Moving picture, 108 minutes

Seen in 2020.

Black-themed parties at Obama-era US colleges. Some real-world examples are shown to the credits.

A brief summary of the plot is that an anarchist false-flags a racist invitation to a black-themed party originally planned by but already cancelled by campus satirists, stirring controversy to aid a Malcolm X-ish wing of the black student union at the fictional Ivy League university in reversing a decision to randomize dorm assignments. This faction prefers to have a more traditional dorm for blacks only.

Shot like a mainstream TV comedy-drama; the characters are simple and everybody’s very pretty. As in Do the Right Thing (1989), it’s debatable whether the central characters are doing the right thing or not.
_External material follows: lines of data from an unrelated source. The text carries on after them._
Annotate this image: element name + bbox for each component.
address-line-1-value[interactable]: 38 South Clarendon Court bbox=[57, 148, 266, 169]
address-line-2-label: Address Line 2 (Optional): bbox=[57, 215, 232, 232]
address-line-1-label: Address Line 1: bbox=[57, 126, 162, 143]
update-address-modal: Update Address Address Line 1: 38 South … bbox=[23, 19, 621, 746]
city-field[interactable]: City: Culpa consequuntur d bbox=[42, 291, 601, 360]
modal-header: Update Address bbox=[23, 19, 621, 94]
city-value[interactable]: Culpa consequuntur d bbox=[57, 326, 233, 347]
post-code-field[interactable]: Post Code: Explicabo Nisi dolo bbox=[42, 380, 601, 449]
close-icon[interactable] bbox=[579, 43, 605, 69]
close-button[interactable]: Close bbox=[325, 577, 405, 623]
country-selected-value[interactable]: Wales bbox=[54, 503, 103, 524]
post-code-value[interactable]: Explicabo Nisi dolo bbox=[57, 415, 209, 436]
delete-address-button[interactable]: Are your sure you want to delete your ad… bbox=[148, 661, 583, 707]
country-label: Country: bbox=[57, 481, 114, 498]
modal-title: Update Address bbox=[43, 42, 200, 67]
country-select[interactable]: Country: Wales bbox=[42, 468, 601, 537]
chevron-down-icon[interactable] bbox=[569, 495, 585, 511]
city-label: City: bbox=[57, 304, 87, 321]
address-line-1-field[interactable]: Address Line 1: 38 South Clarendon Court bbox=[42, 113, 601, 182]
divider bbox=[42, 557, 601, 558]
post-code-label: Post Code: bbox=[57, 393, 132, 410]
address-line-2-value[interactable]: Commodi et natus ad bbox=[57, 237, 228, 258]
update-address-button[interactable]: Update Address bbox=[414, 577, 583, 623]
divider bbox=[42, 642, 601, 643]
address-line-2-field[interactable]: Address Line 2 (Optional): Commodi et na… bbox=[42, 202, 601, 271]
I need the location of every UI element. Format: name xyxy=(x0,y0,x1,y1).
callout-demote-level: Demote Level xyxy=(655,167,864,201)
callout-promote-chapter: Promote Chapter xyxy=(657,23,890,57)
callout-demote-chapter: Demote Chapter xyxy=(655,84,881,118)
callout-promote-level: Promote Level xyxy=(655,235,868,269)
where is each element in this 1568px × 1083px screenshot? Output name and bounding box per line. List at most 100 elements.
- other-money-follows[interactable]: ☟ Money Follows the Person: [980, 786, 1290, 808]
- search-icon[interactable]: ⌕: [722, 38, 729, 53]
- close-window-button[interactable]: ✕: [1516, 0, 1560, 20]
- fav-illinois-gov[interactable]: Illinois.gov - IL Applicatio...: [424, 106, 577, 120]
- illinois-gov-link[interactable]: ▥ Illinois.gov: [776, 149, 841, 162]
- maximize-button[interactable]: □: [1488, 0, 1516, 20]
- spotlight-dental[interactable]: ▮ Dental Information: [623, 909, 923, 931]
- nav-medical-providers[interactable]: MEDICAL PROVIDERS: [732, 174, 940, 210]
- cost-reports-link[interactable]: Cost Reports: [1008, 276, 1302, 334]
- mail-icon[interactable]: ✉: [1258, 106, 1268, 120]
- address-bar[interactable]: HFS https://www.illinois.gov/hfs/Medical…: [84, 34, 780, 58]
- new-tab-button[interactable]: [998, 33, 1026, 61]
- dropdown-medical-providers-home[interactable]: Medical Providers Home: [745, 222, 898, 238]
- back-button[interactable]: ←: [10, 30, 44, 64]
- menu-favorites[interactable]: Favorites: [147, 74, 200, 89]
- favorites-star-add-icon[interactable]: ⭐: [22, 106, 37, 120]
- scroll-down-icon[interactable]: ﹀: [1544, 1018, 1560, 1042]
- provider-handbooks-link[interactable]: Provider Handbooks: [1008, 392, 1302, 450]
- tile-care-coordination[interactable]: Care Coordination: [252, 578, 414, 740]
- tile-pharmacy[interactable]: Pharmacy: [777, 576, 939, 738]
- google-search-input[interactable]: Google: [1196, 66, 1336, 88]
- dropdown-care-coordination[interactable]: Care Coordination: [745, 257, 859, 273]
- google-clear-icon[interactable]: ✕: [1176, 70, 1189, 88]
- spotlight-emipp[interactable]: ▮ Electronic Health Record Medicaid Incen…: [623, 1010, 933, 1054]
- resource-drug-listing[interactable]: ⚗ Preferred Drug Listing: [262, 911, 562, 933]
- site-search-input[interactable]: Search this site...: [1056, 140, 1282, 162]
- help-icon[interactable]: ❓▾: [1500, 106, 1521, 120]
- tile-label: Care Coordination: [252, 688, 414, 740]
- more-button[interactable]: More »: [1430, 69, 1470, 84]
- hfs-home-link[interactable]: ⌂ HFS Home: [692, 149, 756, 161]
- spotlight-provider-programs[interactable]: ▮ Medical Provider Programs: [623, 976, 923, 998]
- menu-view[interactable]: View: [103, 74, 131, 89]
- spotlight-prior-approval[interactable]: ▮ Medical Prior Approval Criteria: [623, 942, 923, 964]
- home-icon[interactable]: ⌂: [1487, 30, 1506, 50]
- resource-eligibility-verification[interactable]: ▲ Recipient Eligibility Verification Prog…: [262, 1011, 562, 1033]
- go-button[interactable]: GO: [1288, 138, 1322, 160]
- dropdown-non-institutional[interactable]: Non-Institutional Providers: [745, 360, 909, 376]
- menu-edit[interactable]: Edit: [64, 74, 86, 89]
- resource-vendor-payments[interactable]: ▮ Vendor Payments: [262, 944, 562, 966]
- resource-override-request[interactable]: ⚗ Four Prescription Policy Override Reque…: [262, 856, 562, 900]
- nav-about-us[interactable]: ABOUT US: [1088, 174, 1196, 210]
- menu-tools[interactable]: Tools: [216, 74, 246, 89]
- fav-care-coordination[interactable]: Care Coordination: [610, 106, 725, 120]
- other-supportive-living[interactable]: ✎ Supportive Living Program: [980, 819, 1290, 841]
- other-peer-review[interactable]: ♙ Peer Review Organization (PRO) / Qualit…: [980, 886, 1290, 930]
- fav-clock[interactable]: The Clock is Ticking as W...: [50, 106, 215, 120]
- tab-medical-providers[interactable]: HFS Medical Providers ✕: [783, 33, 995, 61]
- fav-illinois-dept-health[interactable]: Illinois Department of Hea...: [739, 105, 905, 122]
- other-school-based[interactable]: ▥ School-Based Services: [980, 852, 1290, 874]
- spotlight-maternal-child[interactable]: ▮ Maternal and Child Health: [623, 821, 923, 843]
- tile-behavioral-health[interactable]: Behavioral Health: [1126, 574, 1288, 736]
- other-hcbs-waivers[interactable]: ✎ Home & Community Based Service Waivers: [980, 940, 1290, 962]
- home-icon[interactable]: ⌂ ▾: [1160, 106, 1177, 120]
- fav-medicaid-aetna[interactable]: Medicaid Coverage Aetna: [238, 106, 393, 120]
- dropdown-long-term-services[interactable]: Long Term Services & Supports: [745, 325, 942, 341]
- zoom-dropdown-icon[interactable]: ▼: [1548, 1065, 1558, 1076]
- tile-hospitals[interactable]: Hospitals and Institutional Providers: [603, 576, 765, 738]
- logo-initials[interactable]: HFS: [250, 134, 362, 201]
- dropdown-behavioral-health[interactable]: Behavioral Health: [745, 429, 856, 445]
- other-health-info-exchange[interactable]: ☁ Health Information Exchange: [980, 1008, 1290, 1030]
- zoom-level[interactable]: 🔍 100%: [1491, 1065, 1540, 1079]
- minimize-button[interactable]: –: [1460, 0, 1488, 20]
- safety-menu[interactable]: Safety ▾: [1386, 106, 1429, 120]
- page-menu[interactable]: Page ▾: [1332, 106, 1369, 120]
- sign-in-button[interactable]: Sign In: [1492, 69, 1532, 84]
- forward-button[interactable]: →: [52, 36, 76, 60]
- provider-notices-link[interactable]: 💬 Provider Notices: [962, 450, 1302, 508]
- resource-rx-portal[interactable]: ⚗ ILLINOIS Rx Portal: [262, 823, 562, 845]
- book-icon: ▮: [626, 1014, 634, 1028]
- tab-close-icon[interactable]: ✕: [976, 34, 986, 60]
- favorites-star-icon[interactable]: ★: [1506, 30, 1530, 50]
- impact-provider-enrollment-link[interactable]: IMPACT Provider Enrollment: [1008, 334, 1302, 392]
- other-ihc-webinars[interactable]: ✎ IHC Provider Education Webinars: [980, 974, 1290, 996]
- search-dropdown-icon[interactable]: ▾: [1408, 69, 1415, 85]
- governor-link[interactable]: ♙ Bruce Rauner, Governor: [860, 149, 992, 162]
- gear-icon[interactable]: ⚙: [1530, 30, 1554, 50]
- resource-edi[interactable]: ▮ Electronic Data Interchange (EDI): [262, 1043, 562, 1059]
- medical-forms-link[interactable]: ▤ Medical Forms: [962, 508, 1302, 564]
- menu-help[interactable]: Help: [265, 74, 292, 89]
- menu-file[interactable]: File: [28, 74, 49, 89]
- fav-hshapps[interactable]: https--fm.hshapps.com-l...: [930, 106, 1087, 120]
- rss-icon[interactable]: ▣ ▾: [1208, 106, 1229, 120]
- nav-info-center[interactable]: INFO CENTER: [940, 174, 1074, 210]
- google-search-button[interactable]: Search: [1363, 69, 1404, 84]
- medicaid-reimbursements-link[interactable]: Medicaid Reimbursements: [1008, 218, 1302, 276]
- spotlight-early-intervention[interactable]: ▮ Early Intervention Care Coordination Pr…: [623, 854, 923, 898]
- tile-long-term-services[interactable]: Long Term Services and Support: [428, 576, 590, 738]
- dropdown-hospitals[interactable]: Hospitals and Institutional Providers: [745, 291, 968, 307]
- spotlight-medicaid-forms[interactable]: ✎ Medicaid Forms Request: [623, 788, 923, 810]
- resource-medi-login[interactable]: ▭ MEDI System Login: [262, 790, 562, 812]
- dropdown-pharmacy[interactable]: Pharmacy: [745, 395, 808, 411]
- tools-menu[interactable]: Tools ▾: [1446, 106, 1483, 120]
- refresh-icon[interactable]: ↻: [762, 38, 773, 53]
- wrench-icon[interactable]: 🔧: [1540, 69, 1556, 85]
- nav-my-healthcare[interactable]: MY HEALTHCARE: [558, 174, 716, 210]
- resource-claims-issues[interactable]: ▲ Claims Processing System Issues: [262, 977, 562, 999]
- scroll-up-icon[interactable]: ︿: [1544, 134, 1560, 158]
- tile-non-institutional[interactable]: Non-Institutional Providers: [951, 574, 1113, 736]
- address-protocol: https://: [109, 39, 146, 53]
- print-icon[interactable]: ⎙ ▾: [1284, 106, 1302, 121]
It’s not clear why the anarchists want to preserve their black-only dorm. No arguments are heard for or against it. It is clear that the nominally random housing assignments are corrupt and non-random, as per the 2019 college admissions scandal, but that’s not the problem the activists go after, so the reasons for it are left unstated. That’s odd, since corruption seems to be cementing racism at the school. It’s clear that the president and his son both hold racist attitudes, but heroine Sam’s argument that her forgery merely revealed that racism, is specious. Her invitation was designed to provide a sense of social and moral legitimacy for passive racists by putting words in the mouth of an authority. The risks involved, such as criminal liability and loss of political credibility for impersonating your opponents, are ignored.

The technial details of Sams’s hack, like her election victory, are implausible, and the implementation of text messages on film is below average for the era. The creators were more concerned about the pretty people.